Preparation of Crystalline Silicon

Silicon assumes the crystalline form under favourable conditions. Thus it may crystallise from a state of solution in metals, from a state of fusion, or from the condition of vapour.

  1. Crystallised silicon was first obtained by Deville in 1854, during the production of aluminium by the electrolysis of fused sodium aluminium chloride containing silica as an impurity. The silicon crystallised from the aluminium, and remained behind when the metal was dissolved in hydrochloric acid, just as graphite remains when cast iron is similarly treated.
  2. Wohler obtained crystallised silicon in a similar way, and also devised the following method for the preparation of this substance in quantity: 1 part of aluminium was fused with 20 parts of sodium silicifluoride for fifteen minutes in a Hessian crucible; and the product, when cold, was treated with hydrochloric and hydrofluoric acids, which dissolved the aluminium and sodium fluorides, leaving the silicon behind. Yigouroux modified this method by heating a mixture of 40 grams of aluminium and 125 grams of potassium silicifluoride for half an hour in an iron crucible to a bright red heat. In this way about 50 grams of silicon were obtained after treatment with acids:

    3K2SiF6 + 4Al = 6KF + 4AlF3 + 3Si.
  3. Deville and Caron adopted a modification of Wohler's method. They heated together 3 parts of potassium silicifluoride, 1 part of sodium, and 1 part of granulated zinc to a temperature just below the boiling-point of zinc. The silicon remained after treatment with acid, having crystallised from the molten zinc.
  4. A further method of Vigouroux consists in heating powdered quartz with excess of aluminium in an electric furnace. Some of the aluminium reduces the silica, and the remainder dissolves the silicon.
  5. Silicon is obtained crystallised from aluminium, when the vapour of silicon tetrachloride is passed over the molten metal. No combination takes place between aluminium and silicon.

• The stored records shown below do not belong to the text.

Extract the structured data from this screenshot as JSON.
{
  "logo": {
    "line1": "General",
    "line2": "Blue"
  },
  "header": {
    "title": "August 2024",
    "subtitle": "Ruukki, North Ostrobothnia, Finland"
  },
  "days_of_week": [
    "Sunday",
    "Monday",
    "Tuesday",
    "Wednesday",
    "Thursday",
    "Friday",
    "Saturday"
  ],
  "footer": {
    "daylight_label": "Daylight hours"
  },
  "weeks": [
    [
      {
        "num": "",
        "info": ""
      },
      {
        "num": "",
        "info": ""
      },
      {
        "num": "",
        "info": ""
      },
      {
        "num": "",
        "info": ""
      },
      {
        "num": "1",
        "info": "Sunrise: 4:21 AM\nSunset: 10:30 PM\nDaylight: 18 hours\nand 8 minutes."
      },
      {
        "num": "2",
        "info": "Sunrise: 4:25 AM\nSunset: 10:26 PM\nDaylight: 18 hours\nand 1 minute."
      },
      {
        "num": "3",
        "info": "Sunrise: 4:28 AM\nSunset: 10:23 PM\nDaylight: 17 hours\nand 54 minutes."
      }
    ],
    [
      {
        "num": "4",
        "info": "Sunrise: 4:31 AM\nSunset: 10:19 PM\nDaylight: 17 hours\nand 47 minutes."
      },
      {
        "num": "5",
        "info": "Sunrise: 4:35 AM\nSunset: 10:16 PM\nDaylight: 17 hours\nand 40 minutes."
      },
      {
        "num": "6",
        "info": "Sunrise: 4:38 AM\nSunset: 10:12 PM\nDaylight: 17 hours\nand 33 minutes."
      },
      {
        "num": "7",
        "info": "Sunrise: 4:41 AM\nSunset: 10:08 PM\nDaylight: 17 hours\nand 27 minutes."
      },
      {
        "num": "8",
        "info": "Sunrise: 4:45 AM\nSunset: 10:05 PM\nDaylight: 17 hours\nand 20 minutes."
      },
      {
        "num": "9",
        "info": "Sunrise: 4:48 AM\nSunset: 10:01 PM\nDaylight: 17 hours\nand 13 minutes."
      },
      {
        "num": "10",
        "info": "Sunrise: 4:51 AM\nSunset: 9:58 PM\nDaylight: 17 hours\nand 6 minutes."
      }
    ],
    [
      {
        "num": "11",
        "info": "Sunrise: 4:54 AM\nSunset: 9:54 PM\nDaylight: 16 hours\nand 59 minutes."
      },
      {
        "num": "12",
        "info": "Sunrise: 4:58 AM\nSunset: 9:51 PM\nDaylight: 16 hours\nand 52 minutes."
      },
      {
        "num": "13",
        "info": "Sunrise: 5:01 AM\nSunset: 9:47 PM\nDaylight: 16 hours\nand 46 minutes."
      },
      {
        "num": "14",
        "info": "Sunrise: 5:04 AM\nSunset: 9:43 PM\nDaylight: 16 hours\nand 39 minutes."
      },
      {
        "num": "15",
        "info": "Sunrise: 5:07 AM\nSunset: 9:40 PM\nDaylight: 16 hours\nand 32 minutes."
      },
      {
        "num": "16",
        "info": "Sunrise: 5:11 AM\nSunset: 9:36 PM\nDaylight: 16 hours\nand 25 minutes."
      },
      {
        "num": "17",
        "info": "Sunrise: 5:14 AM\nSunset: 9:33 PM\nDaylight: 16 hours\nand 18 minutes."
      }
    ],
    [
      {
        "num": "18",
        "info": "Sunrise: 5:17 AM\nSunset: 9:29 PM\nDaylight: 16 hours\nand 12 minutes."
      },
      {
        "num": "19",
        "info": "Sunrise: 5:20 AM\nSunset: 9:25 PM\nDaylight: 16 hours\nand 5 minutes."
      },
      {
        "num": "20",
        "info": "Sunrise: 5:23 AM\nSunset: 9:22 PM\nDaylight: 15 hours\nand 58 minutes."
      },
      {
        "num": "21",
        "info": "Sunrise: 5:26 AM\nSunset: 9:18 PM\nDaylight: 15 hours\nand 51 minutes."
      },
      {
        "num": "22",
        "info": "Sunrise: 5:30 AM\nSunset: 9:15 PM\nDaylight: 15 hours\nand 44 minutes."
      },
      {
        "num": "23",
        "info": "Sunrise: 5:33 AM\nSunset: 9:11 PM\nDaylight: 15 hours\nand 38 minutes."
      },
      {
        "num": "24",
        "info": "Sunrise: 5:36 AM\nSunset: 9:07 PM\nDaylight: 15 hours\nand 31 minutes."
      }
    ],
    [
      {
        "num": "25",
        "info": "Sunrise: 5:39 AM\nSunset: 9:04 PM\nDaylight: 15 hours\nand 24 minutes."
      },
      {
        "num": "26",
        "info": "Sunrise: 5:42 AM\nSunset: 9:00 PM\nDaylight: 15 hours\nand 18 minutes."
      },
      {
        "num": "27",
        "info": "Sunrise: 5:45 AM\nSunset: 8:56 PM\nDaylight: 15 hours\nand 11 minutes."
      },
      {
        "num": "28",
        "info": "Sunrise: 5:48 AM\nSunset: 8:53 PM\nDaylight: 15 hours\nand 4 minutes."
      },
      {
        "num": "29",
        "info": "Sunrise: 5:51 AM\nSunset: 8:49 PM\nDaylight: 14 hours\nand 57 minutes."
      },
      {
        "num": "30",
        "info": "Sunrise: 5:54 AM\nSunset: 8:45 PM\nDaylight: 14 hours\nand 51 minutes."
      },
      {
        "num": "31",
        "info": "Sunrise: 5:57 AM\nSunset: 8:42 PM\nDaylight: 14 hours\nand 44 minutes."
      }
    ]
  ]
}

    All the above methods for obtaining crystallised silicon depend on the crystallisation of this substance from molten aluminium or zinc. Further methods are as follow:
  6. Crystallised silicon is formed by fusing the amorphous variety, and allowing the mass to cool. The allotropic change from amorphous to crystalline silicon is accompanied by the evolution of heat in accordance with the equation:

    Siamorph. = Sicryst + 8059 calories.

    According to von Wartenberg, however, the heat evolved is less than two thousand calories.
  7. Crystalline silicon is also formed by sublimation, and was obtained by Moissan during the distillation of silica contained in a graphite crucible heated in an electric furnace.

    It is formed in the same way when the vapour of silicon tetrachloride is passed through a heated porcelain tube containing amorphous silicon. In this case the sublimation appears to be due to the formation and decomposition of a lower chloride.
  8. Silicon is also obtained in small, hard crystals when the tetrachloride in presence of hydrogen is decomposed by a carbon rod heated electrically to a high temperature.
  9. Crystallised silicon is prepared according to the method of Kuhne, when a mixture of powdered quartz, aluminium turnings, and sulphur is heated. Water hydrolyses the resulting aluminium sulphide, and sets free the silicon.
  10. Finally, crystalline silicon is produced on a large scale when silica and carbon are heated together in an electric furnace, the carbon being present in quantity insufficient to form carborundum.


When silicon crystallises from molten silver, some of it is in a form which differs from the rest in density (2.42) and in being soluble in hydrofluoric acid. It is regarded by the discoverers as a new allotropic form.

Properties of Crystalline Silicon

Crystalline silicon is light orange in colour and transparent when the crystals are small, but generally appears either in black, shining, and metallic-looking six-sided plates which resemble graphite, and are called graphitoidal silicon, or in long needles, known as adamantine silicon. Both kinds of crystals are composed of regular octahedra. Crystallised silicon has a hardness of 7 on Moh's scale and scratches glass; its density is 2.49. The specific heat of crystalline silicon increases with temperature. At -184° C. it is only 0.0876, at -40° C. it is 0.136, and at 22° C. 0.1697. The gradient of rise becomes less at higher temperature, and above 200° C. almost disappears, so that at about 232° C. the specific heat becomes constant and equal to 0.203, which gives a value for the atomic heat = 5.75. Crystalline silicon resembles graphite in its power to conduct electricity. The spectrum of silicon contains a large number of lines, the chief of which occur in the ultra-violet.

The most intense lines in the spectrum of silicon are as follow:

Arc: 2507.01, 2516.20, 2524.22, 2528.60, 2881.70, 3905.70.

Spark: 2516.26,* 2528.60,* 2881.73.

The lines asterisked are also the most persistent, i.e. the ultimate lines in the spark spectrum of silicon.

In chemical properties crystalline differs from amorphous silicon in being less reactive; otherwise it is. capable of similar reactions. With most of the metals except those of the alkalis silicides are formed; zinc, aluminium, tin, lead, cadmium, gold, silver, and mercury dissolve silicon in quantities which increase with temperature, so that they form crystallising media for this element. The solubility of silicon in zinc, lead, and silver has been studied by Moissan and Siemens.